A única movimentação mais acentuada no ano passado foi o aumento dos ativos de crédito privado. A carteira de crédito saltou de R$ 750 milhões para R$ 1,25 bilhão no fechamento do ano. Foram comprados Certificados de Crédito Bancário (CDBs), Letras Financeiras e debêntures. “Apostamos no crédito privado, mas sem abrir mão da qualidade dos papéis, com mínimo de rating duplo A e outros critérios”, aponta o diretor de investimentos. Os Fundos de Investimento em Direitos Creditórios (Fidcs) e os Certificados de Recebíveis Imobiliários (CRIs) foram evitados.
Neste ano, os gestores da Fundação Cesp terão que enfrentar alguns desafios para manter os resultados acima da meta. “O problema é que temos uma grande quantidade de ativos vencendo em 2012 e não devemos conseguir as mesmas taxas. Mesmo assim, não pretendemos abrir mão dos critérios de qualidade”, avisa Simino. Ele admite que a alternativa será, provavelmente, aceitar menores taxas. Por outro lado, o fundo de pensão não tem planos para ampliar o investimento no segmento de estruturados, pelo menos no curto prazo. “Temos pouquíssimas aplicações em estruturados, e ainda estamos avaliando a performance do segmento. Por enquanto, não pretendemos ampliar”, diz.
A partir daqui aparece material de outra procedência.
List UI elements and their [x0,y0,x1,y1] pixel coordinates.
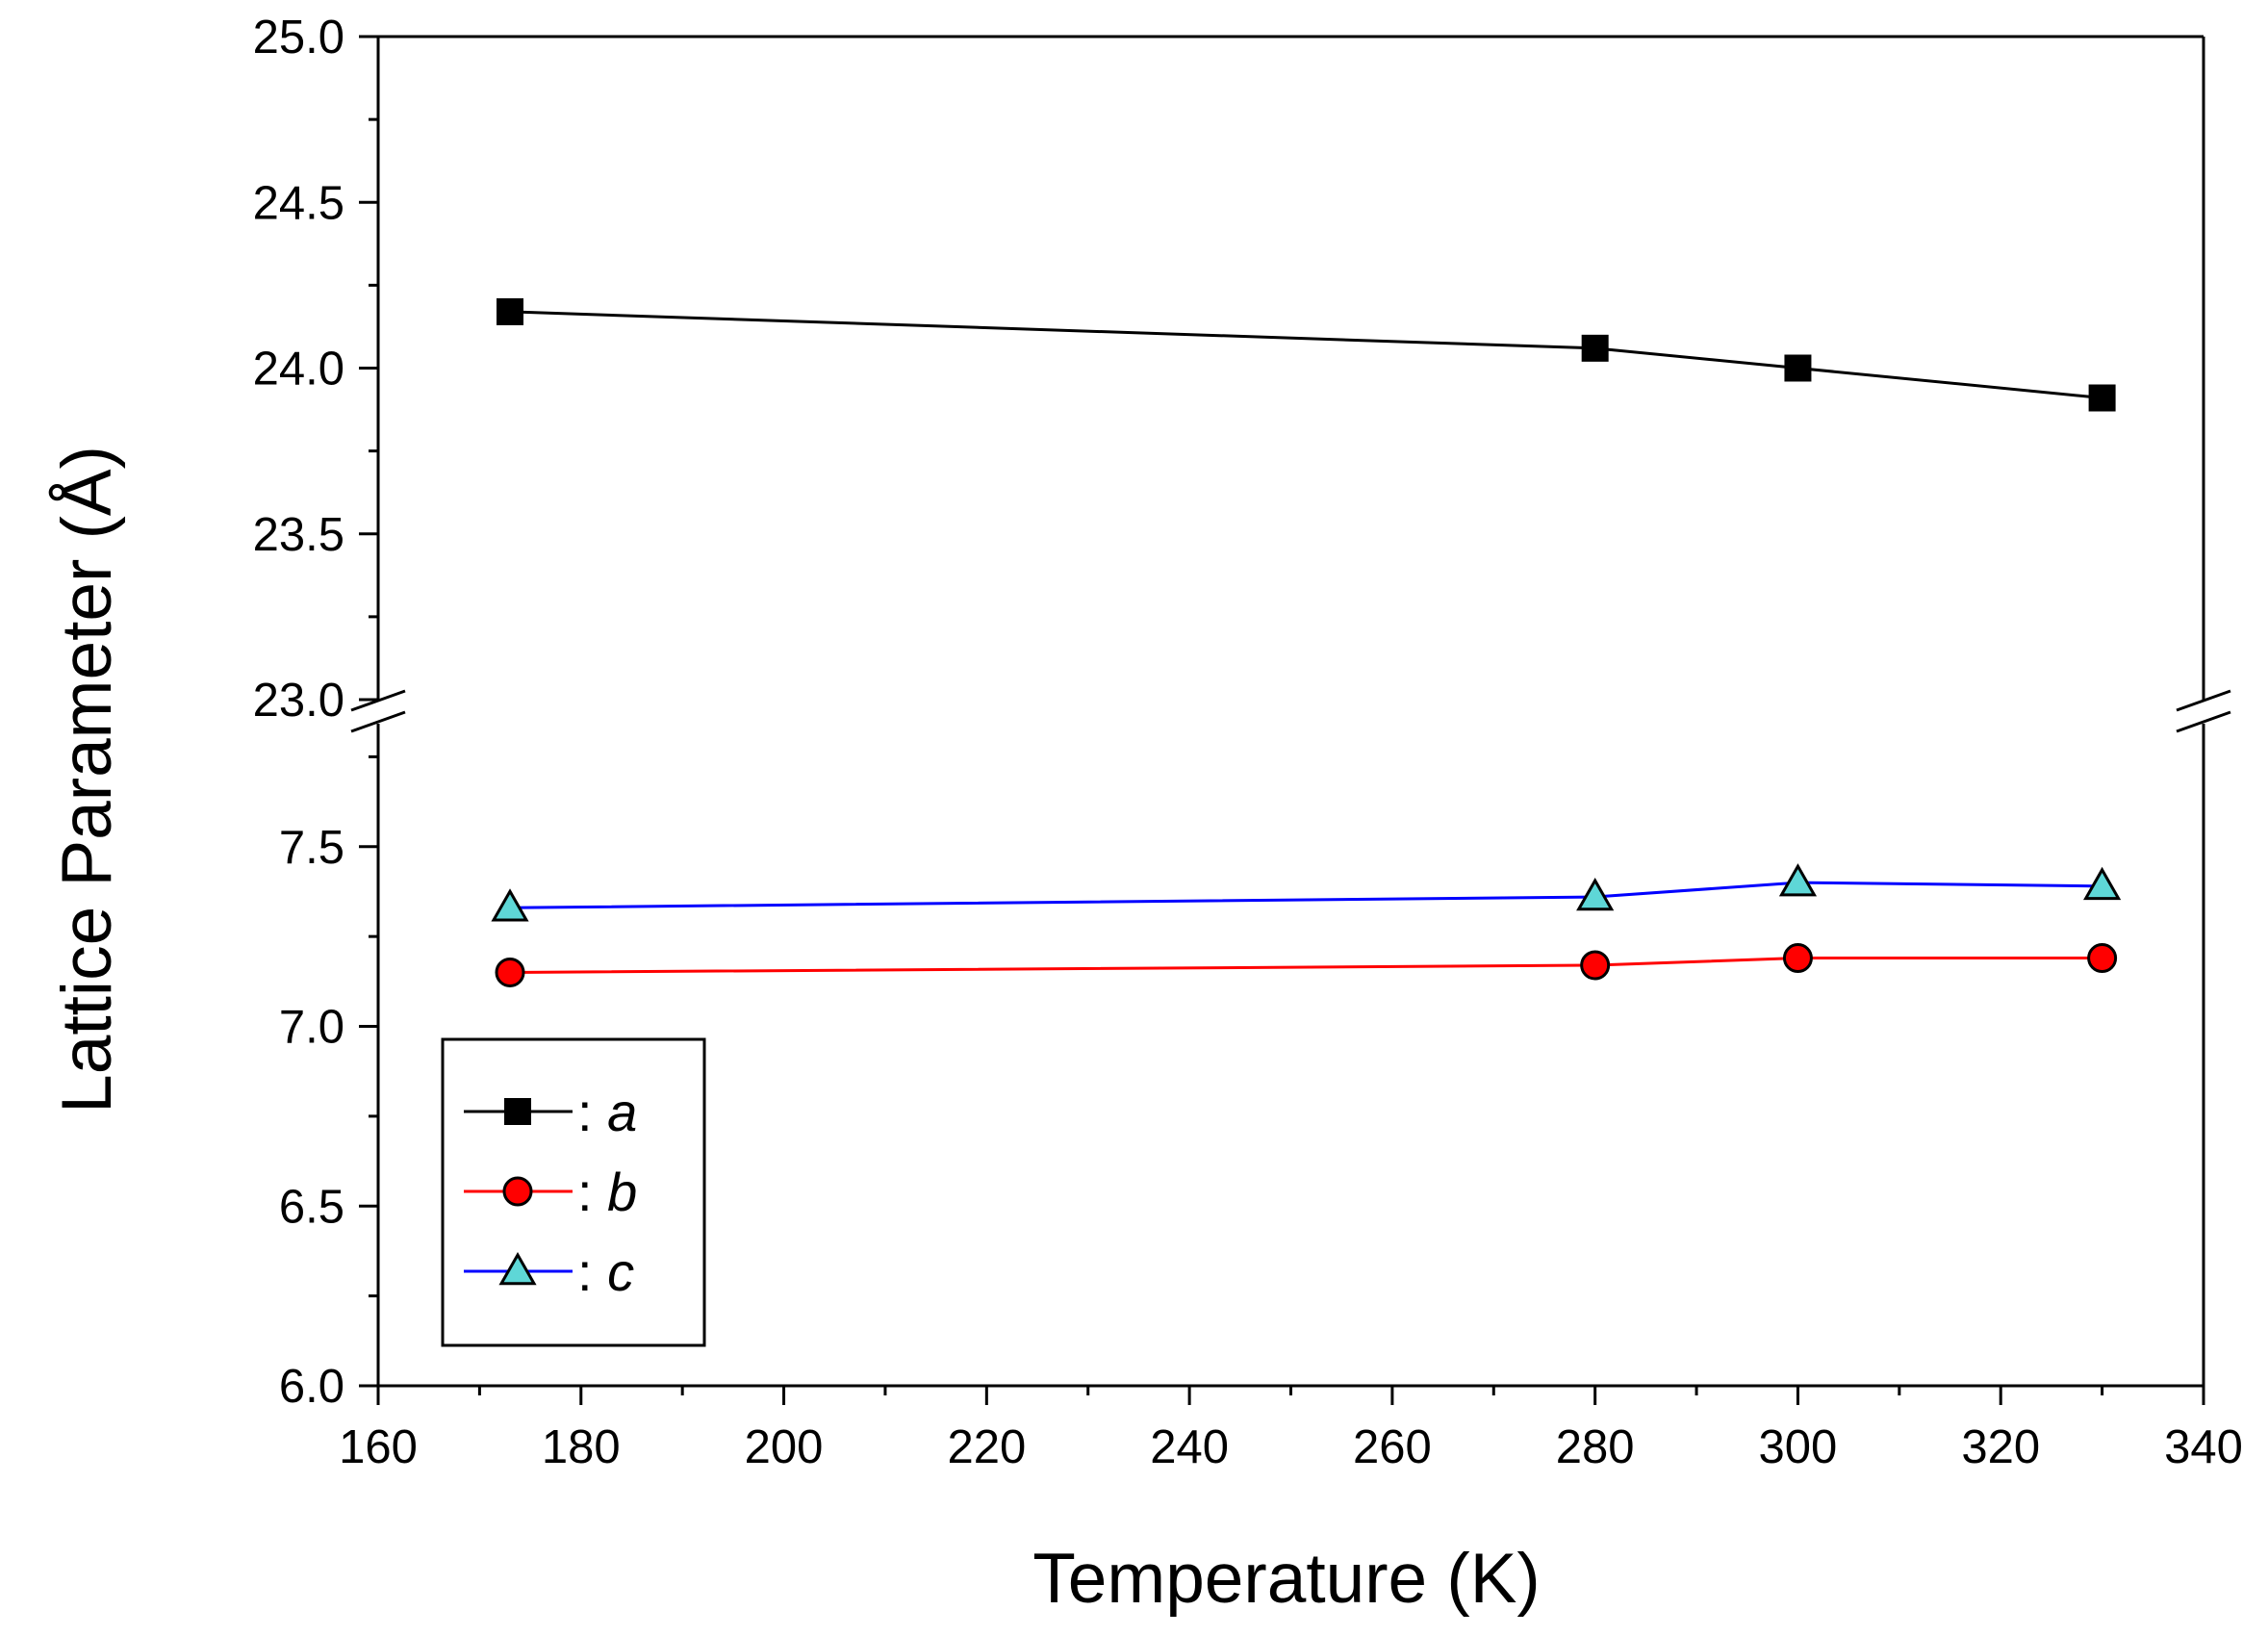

No fim do ano passado, a direção da Fundação Cesp estava cogitando o aumento da exposição em renda variável. Devido à queda do Ibovespa, os preços de alguns papéis estavam atraentes. Até houve um pequeno movimento nessa direção, porém o fundo planejava a entrada no começo deste ano. Mas com a valorização da Bolsa em janeiro e fevereiro, os preços voltaram a perder atratividade. “Subiu muito rápido, cerca de 15% em pouco mais de um mês. Agora teremos que aguardar uma nova janela de reacomodação para pensar em entrar na Bolsa”, pondera Simino.
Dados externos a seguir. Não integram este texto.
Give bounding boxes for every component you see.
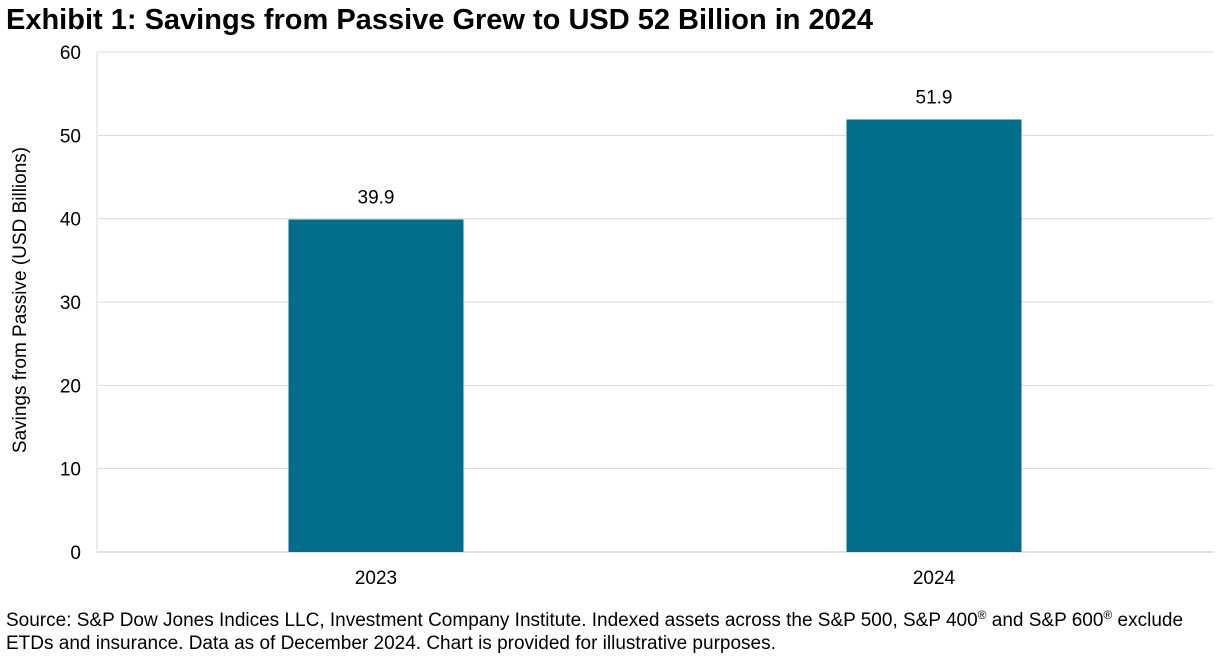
x-tick-label: 2023: [355, 568, 397, 589]
y-tick-label: 0: [70, 543, 81, 564]
bar-chart: 0 10 20 30 40 50 60 39.9 2023 51.9 2024: [60, 43, 1213, 589]
y-tick-label: 30: [60, 293, 81, 314]
data-label: 39.9: [358, 188, 395, 209]
labels: 0 10 20 30 40 50 60 39.9 2023 51.9 2024: [60, 43, 956, 589]
x-tick-label: 2024: [913, 568, 956, 589]
bars: [288, 119, 1022, 552]
data-label: 51.9: [916, 88, 953, 109]
gridlines: [97, 51, 1213, 470]
bar-2023: [288, 219, 464, 552]
bar-2024: [846, 119, 1022, 552]
chart-title: Exhibit 1: Savings from Passive Grew to …: [6, 4, 874, 36]
y-tick-label: 40: [60, 210, 81, 231]
y-axis-label: Savings from Passive (USD Billions): [10, 146, 31, 454]
y-tick-label: 50: [60, 126, 81, 147]
y-tick-label: 10: [60, 460, 81, 481]
source-text-part2: and S&P 600: [986, 610, 1104, 631]
source-text-part3: exclude ETDs and insurance. Data as of D…: [6, 610, 1184, 654]
y-tick-label: 60: [60, 43, 81, 64]
registered-mark: ®: [977, 608, 987, 622]
registered-mark: ®: [1103, 608, 1113, 622]
source-note: Source: S&P Dow Jones Indices LLC, Inves…: [6, 609, 1224, 655]
source-text-part1: Source: S&P Dow Jones Indices LLC, Inves…: [6, 610, 978, 631]
y-tick-label: 20: [60, 376, 81, 397]
axes: [96, 52, 1213, 553]
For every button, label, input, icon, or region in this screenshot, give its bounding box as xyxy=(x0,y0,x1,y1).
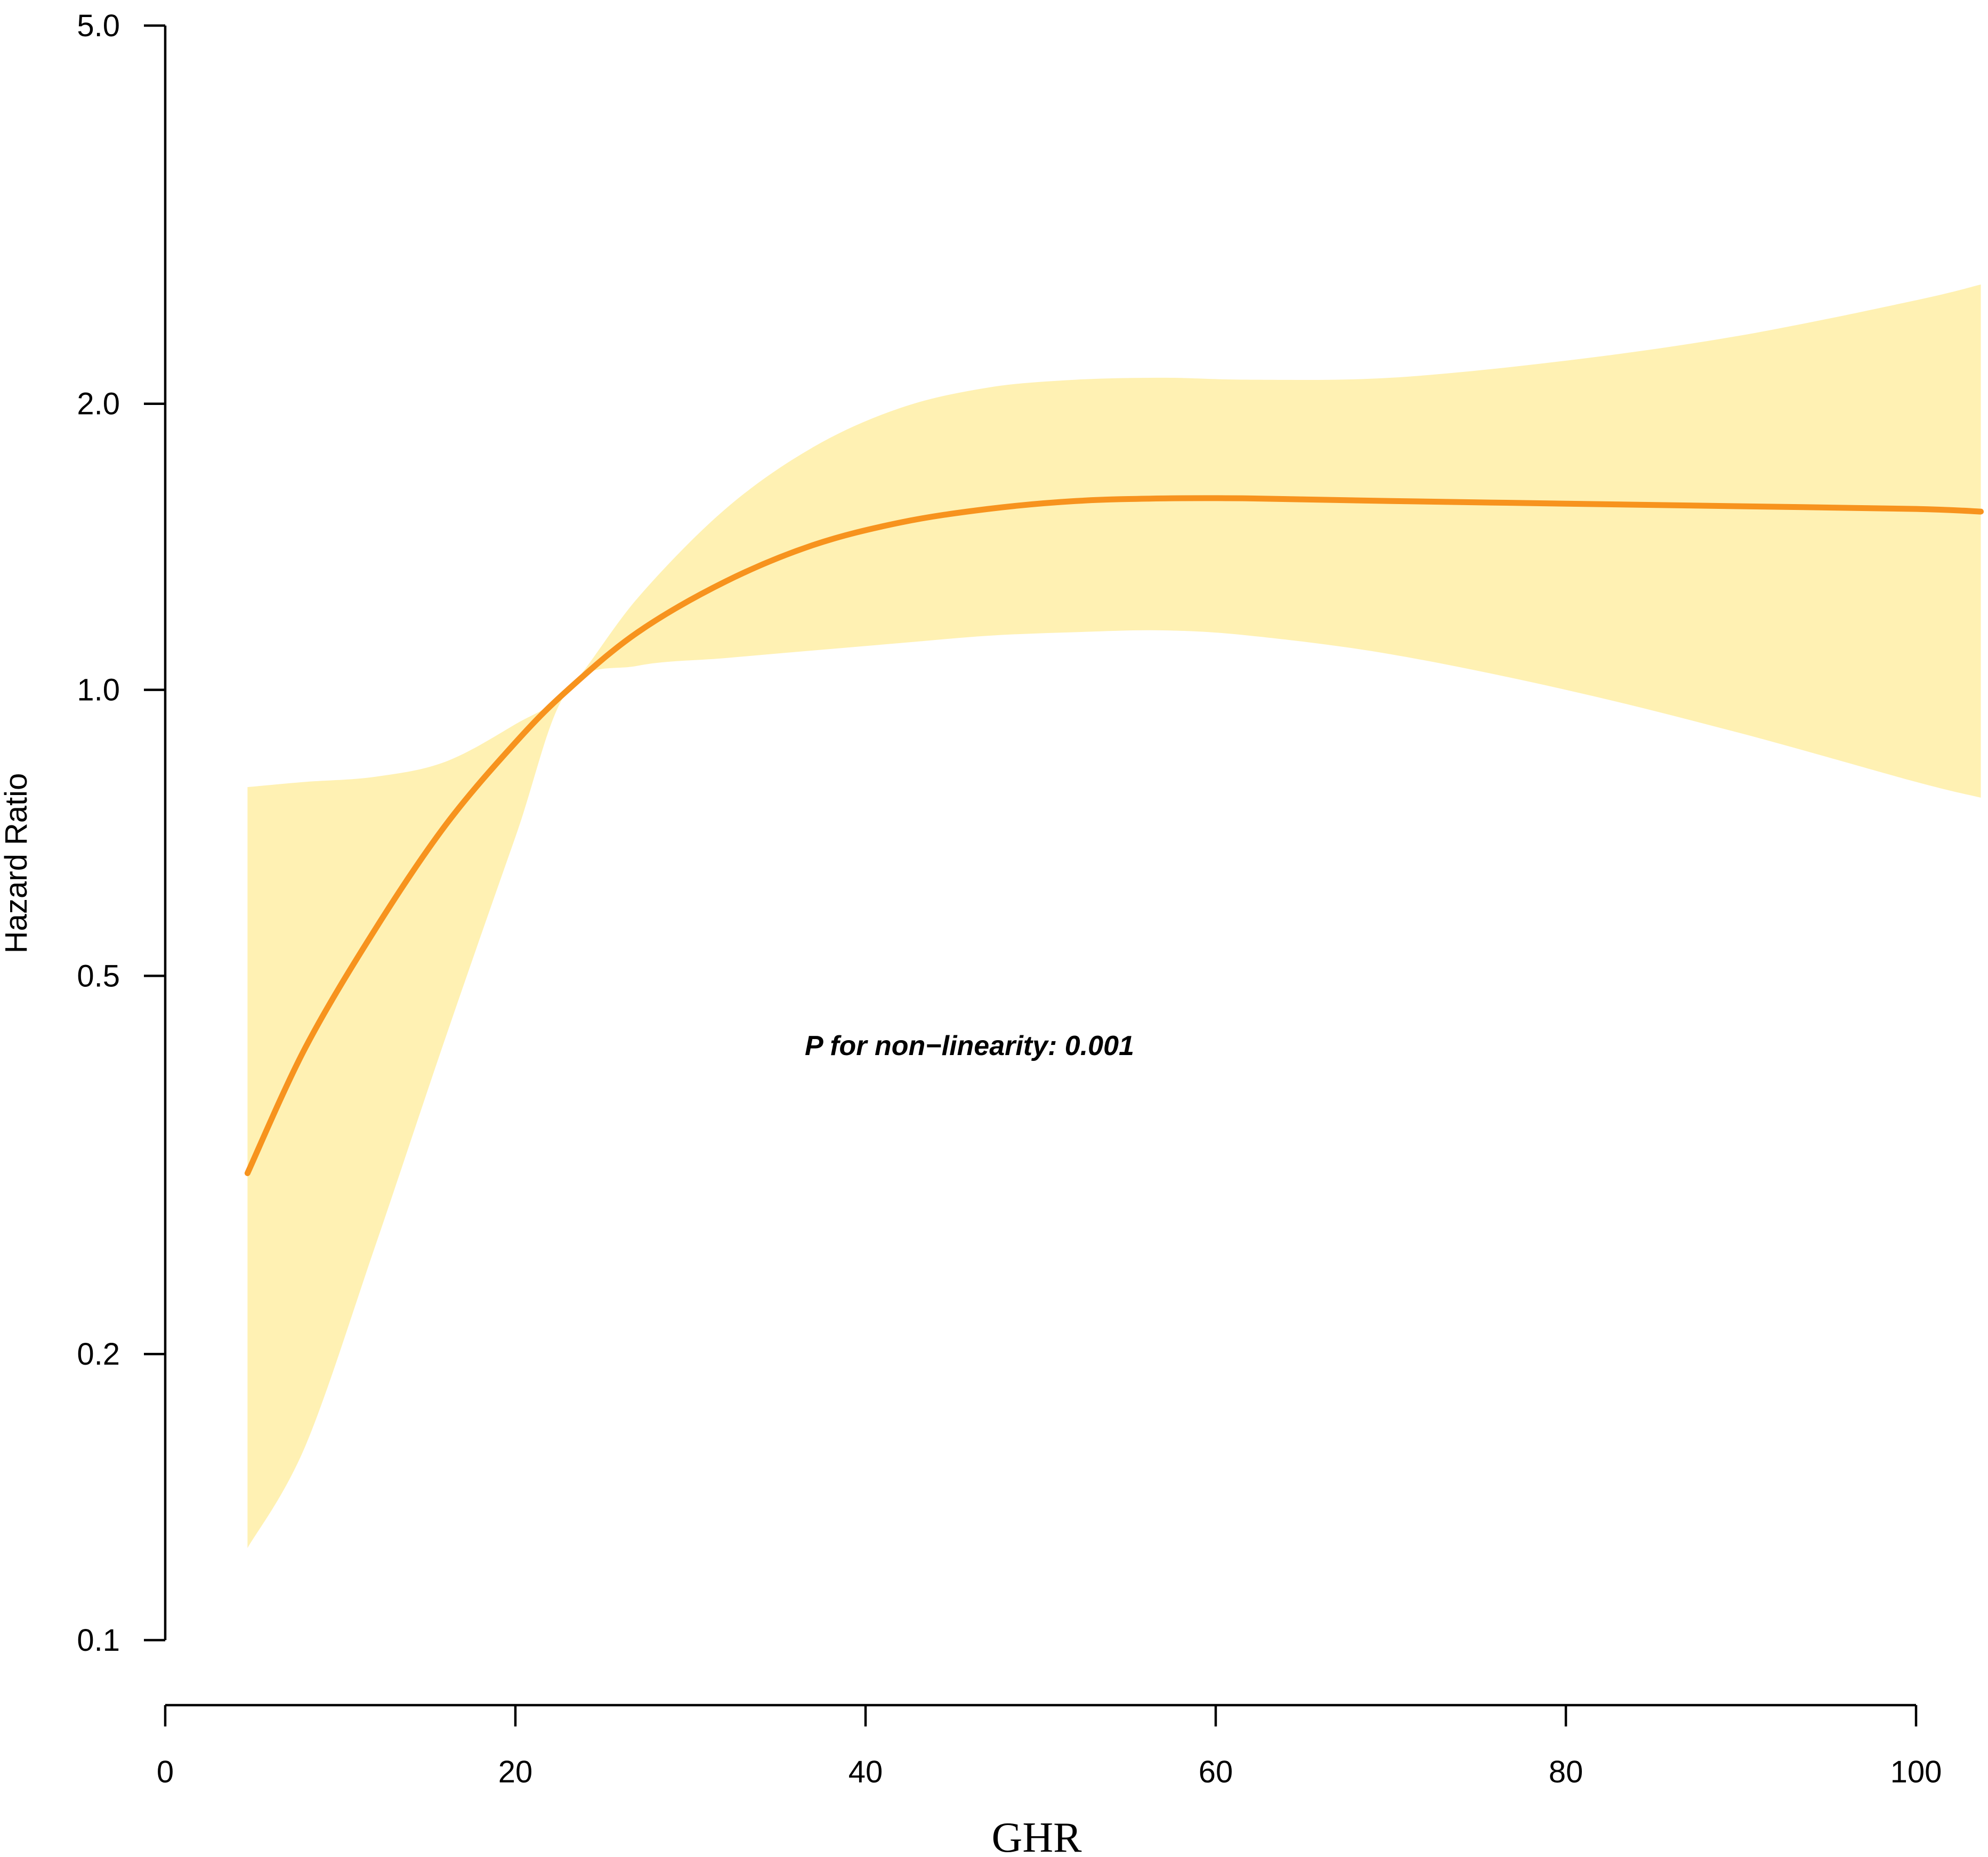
x-tick-label: 100 xyxy=(1890,1755,1942,1789)
y-tick-label: 1.0 xyxy=(77,673,120,708)
axes-layer: 0.1 0.2 0.5 1.0 2.0 5.0 0 20 40 60 80 100 xyxy=(77,9,1942,1789)
confidence-band xyxy=(247,284,1981,1548)
x-tick-label: 60 xyxy=(1199,1755,1233,1789)
y-tick-label: 0.1 xyxy=(77,1623,120,1658)
x-axis-label: GHR xyxy=(992,1814,1082,1857)
hazard-line-layer xyxy=(244,495,1984,1177)
x-tick-label: 0 xyxy=(157,1755,174,1789)
x-tick-label: 40 xyxy=(848,1755,883,1789)
y-axis-label: Hazard Ratio xyxy=(0,773,34,953)
x-tick-label: 20 xyxy=(498,1755,533,1789)
hazard-ratio-line xyxy=(244,495,1984,1177)
confidence-band-layer xyxy=(247,284,1981,1548)
y-tick-label: 0.5 xyxy=(77,959,120,993)
y-tick-label: 5.0 xyxy=(77,9,120,43)
x-tick-label: 80 xyxy=(1549,1755,1583,1789)
y-tick-label: 2.0 xyxy=(77,387,120,421)
nonlinearity-annotation: P for non−linearity: 0.001 xyxy=(805,1031,1134,1061)
y-tick-label: 0.2 xyxy=(77,1337,120,1372)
Volatilidade sob controle – O fundo de pensão da Sabesp é outro que conseguiu bater a meta em 2011. A entidade alcançou rentabilidade global de 14,32%, acima do INPC+6% (12,44%). A exemplo da Fundação Cesp, a Sabesprev também possui uma carteira de títulos públicos com marcação na curva que representa mais da metade de seu patrimônio, que fechou o ano passado em R$ 1,64 bilhão. Essa carteira possui uma TIR (taxa interna de retorno) média de 7,5% acima da inflação. “Nosso estoque de títulos acabou segurando a volatilidade do mercado no ano passado e ajudou a garantir o resultado acima da meta”, explica Cesar Soares Barbosa, diretor de previdência e investimentos da Sabesprev
A carteira de renda variável registrou resultado negativo (-7,7%), mas não chegou a comprometer a rentabilidade global. Isso ocorreu porque a exposição ao segmento representa hoje apenas 14% do patrimônio total. “Apesar de ficar no negativo, nosso resultado foi bem acima do Ibovespa, que caiu 18%”, lembra o diretor da fundação. Ele explica que o bom desempenho é resultado de uma reestruturação da gestão da carteira de renda variável iniciada no fim de 2010 e concluída em meados de 2011. O fundo de pensão trocou os dois gestores antigos por seis novos, que receberam mandatos de fundos de valor ou de dividendos (leia mais no quadro).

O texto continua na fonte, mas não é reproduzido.